K-Culture Glossary

100 Terms to Get You Started with Korean Popular Culture

What is K-Culture?

K-Culture is a neologism referring to the sweeping wave of South Korean popular culture. The term was coined in the late 1990s, when various elements of Korean pop culture - from drama, to films, music, fashion, food, comics and novels all began to spread, first into other Asian countries, and then further afield. What is the secret ingredient of K-Culture? What is historical and cultural backdrop against which K-Culture began to be consumed?

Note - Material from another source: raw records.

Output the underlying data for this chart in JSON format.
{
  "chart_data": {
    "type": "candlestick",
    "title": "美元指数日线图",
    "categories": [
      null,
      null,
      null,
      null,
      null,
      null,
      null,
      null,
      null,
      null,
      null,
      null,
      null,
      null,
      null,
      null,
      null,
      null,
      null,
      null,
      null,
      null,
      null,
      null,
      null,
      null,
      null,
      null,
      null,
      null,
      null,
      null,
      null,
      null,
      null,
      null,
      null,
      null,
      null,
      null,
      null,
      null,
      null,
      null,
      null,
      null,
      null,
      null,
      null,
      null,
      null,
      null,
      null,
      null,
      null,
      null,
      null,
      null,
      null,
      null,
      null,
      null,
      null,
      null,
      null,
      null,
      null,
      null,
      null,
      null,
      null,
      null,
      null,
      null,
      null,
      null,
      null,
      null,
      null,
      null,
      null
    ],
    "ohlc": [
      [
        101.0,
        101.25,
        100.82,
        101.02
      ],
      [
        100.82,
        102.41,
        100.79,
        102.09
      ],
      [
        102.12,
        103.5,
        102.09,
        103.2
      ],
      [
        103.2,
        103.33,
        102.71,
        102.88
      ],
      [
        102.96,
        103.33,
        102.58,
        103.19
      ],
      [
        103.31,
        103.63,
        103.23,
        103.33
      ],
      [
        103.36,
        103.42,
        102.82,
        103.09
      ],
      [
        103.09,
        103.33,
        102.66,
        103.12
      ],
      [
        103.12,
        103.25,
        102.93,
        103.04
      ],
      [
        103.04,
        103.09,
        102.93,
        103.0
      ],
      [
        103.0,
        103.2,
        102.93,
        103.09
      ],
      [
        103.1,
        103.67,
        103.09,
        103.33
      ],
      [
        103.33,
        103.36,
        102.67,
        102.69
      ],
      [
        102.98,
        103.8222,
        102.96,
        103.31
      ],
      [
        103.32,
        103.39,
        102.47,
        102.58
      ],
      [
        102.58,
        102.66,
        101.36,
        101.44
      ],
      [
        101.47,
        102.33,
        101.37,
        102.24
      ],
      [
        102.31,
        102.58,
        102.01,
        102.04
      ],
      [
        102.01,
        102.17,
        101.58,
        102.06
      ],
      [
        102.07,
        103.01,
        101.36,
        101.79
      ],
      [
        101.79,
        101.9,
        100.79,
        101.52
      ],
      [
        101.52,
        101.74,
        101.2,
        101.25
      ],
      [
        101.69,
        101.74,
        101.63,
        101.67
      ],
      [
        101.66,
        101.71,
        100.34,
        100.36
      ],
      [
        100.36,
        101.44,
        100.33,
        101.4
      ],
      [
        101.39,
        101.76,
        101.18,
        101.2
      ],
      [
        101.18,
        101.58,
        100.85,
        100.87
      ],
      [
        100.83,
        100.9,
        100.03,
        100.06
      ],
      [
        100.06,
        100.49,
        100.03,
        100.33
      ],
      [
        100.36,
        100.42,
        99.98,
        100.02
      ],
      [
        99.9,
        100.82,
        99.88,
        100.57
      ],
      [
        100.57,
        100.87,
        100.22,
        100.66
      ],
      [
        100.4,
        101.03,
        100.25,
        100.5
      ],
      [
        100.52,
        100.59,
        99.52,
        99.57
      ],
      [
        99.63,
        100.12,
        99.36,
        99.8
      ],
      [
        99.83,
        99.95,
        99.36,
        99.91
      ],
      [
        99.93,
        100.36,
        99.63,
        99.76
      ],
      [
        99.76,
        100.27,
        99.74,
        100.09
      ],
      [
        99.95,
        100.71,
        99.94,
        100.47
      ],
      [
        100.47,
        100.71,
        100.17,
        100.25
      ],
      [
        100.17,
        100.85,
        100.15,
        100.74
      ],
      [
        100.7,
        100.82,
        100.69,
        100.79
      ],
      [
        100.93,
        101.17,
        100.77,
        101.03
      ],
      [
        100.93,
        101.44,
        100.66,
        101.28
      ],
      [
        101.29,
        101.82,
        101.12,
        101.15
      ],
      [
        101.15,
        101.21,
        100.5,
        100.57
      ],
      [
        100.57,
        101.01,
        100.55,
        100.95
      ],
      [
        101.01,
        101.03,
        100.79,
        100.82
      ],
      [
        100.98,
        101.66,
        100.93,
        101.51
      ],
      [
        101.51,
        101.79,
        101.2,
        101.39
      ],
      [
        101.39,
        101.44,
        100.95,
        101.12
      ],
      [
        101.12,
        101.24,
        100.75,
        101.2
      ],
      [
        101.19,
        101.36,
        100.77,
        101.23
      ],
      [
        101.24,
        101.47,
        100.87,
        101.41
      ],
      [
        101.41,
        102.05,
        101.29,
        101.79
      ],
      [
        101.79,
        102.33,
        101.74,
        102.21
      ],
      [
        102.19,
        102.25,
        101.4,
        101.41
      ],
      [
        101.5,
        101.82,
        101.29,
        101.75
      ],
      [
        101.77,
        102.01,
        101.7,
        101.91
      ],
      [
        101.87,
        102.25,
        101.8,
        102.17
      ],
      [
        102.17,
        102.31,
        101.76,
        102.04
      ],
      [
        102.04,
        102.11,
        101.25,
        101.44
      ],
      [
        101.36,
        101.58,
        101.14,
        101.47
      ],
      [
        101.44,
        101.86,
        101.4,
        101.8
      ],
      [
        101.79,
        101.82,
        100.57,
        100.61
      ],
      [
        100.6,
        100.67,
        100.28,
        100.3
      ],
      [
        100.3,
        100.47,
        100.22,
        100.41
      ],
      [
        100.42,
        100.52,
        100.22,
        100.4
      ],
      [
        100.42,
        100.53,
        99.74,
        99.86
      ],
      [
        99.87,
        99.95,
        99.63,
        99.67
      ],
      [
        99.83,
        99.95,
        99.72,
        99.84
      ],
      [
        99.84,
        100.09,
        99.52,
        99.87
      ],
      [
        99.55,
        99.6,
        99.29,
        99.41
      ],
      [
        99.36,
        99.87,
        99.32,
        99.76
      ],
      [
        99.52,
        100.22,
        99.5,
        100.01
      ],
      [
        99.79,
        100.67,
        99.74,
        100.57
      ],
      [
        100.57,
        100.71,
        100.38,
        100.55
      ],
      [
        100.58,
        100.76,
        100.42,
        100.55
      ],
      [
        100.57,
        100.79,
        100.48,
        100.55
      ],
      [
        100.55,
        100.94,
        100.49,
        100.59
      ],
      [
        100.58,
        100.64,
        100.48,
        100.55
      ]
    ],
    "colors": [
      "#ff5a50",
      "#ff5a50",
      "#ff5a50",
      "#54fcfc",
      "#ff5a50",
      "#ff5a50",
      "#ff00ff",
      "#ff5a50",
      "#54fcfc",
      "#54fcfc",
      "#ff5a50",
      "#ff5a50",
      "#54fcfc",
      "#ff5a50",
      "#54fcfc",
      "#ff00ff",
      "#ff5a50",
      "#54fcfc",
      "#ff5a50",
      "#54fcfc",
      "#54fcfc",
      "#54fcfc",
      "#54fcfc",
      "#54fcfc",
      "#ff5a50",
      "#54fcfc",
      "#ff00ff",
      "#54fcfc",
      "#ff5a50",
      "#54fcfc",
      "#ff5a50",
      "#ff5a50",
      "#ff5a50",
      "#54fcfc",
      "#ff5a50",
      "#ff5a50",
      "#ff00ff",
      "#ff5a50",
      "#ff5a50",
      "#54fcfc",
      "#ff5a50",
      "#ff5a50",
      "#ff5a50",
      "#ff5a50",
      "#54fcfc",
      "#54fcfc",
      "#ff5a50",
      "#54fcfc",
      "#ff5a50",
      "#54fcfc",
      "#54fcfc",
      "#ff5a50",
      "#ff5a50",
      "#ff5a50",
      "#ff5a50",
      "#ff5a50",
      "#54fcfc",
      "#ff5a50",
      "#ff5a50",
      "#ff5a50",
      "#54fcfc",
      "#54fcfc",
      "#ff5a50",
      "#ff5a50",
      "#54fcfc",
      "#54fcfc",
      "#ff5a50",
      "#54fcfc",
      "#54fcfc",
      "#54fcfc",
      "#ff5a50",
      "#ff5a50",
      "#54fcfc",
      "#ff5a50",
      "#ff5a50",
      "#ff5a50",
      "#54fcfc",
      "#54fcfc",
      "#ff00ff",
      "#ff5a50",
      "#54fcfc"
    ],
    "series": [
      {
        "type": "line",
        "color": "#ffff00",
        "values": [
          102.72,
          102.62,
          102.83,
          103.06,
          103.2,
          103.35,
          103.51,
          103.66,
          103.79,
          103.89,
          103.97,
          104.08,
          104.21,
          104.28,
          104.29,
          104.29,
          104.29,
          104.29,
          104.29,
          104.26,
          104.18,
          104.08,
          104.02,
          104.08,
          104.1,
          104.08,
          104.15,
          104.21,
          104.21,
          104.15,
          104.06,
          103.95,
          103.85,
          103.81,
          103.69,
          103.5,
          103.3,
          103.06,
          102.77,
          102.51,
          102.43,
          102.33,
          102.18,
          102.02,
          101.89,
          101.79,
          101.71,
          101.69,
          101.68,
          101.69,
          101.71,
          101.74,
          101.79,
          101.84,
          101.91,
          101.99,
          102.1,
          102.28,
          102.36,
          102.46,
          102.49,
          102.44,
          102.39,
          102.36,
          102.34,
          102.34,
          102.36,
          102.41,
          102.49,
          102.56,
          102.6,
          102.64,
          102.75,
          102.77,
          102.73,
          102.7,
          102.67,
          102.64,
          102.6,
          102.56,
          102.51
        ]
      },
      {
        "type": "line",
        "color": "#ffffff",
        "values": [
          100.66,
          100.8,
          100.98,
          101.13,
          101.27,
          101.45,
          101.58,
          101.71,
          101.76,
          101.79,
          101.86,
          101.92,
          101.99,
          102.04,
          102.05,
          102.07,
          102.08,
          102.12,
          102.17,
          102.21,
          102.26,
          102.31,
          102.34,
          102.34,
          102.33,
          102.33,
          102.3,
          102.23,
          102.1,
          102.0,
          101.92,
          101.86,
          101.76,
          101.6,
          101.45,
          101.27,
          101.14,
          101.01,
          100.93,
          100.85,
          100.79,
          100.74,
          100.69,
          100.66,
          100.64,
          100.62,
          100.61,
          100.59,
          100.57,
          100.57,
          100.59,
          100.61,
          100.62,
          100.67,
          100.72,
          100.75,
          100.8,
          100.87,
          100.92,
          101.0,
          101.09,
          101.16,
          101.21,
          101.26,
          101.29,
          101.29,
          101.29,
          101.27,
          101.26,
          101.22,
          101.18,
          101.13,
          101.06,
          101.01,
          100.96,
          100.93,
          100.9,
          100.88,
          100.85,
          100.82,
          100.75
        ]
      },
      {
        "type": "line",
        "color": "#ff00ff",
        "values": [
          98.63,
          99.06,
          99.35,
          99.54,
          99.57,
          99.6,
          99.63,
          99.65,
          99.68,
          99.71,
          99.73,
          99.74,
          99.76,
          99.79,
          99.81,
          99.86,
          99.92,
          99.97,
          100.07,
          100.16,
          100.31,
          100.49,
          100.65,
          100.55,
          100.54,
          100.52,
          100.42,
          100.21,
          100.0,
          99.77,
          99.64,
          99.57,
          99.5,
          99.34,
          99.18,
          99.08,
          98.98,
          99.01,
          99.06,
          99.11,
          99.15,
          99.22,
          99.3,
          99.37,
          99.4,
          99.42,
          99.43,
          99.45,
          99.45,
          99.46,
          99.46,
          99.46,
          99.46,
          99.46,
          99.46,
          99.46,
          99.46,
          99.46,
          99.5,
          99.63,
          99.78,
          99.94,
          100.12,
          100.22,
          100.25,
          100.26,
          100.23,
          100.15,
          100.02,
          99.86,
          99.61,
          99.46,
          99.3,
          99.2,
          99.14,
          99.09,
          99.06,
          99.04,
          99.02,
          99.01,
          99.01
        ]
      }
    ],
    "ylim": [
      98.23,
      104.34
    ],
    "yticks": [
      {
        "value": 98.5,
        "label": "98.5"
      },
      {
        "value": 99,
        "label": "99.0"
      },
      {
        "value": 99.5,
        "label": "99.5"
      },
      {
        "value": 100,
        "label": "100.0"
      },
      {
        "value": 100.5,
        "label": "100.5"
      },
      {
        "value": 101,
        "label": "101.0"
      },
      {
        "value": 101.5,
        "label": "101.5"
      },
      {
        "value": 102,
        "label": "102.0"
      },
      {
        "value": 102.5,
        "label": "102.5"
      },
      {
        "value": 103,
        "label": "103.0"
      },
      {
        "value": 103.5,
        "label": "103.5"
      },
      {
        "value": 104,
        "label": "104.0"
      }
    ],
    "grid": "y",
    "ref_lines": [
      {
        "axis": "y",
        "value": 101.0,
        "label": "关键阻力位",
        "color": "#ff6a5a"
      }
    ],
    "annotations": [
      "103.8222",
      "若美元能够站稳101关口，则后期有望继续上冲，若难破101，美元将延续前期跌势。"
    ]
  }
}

This "K-Culture Glossary" is designed to provide a background to the diverse cultural and historical context that shaped the K-Culture movement, as well as offering analysis of the various trends and phenomena crucial to South Korean popular culture today. The authors have selected 100 key terms, with detailed accompanying elaborations and expert commentaries.

Authors’ biography

 

Ji-hyeon Kim / Media researcher 

Ji-hyeon earned a doctorate in Cultural Studies from Goldsmiths, University of London, and has since been teaching media theory and popular culture at several UK universities. Her research concentrates on South Korean popular culture and digital media. She has developed her interest in independent publishing through her research on self-publishing as mnemotechnics. In conjunction with this, in 2020 she established Jikim Publishing Limited – the first enterprise in the UK that publishes a series of guidebooks of South Korean Culture. <K-Culture Glossary> is the second book of the series.

Su-hui Son / TV producer 

Su-hui is an expert in Korean broadcasting, film and feminism, currently working in the South Korean public broadcasting service. Over the past 10 years, she has produced a broad range of entertainment shows, such as <Singing Battle> and <Hello Counsellor> at the KBS (Korean Broadcasting System). Presently, she is interested in directing and presenting women’s stories to the world. In this book, she identifies some of the recent trends regarding South Korean films and feminism. She holds a BA in Media Studies and an MA in Cultural Studies, both from Hankuk University of Foreign Studies, South Korea.

Junyoung Yu  / Media researcher 

Junyoung is a Visiting Fellow in Media and Communications at the London School of Economics and Political Science. As a sociologist of media, his research is concerned primarily with the intersection of data technologies, digital platforms, algorithmic systems and social life, and how the newly emergent socio-material environment of communication shapes the way we live everyday life. His interest has also recently extended into digital platforms in South Korea (such as Kakao and Naver), and relatedly he authored an article on the shifting cultural production and digital labour in the Korean platform contexts.

Kathia Sya  / Founder of personal care brand  

Kathia’s formative experience in the world of skincare began in 1987, when she accompanied her mother, a Paris-trained aesthetician, starting a spa business in the northern states of Malaysia. Her interest in cosmetics has since deepened, taking her through the highs and lows of each emerging industry, from J-Beauty, T-Beauty and since 2005, K-Beauty. She has since served as the first Beauty Editor for <Tongue In Chic>, Southeast Asia’s top fashion lifestyle web magazine. She holds an MA in Sociology from Goldsmiths, University of London. She is also trained as a perfumer and founded her personal care brand: Drops of Humanity in 2015.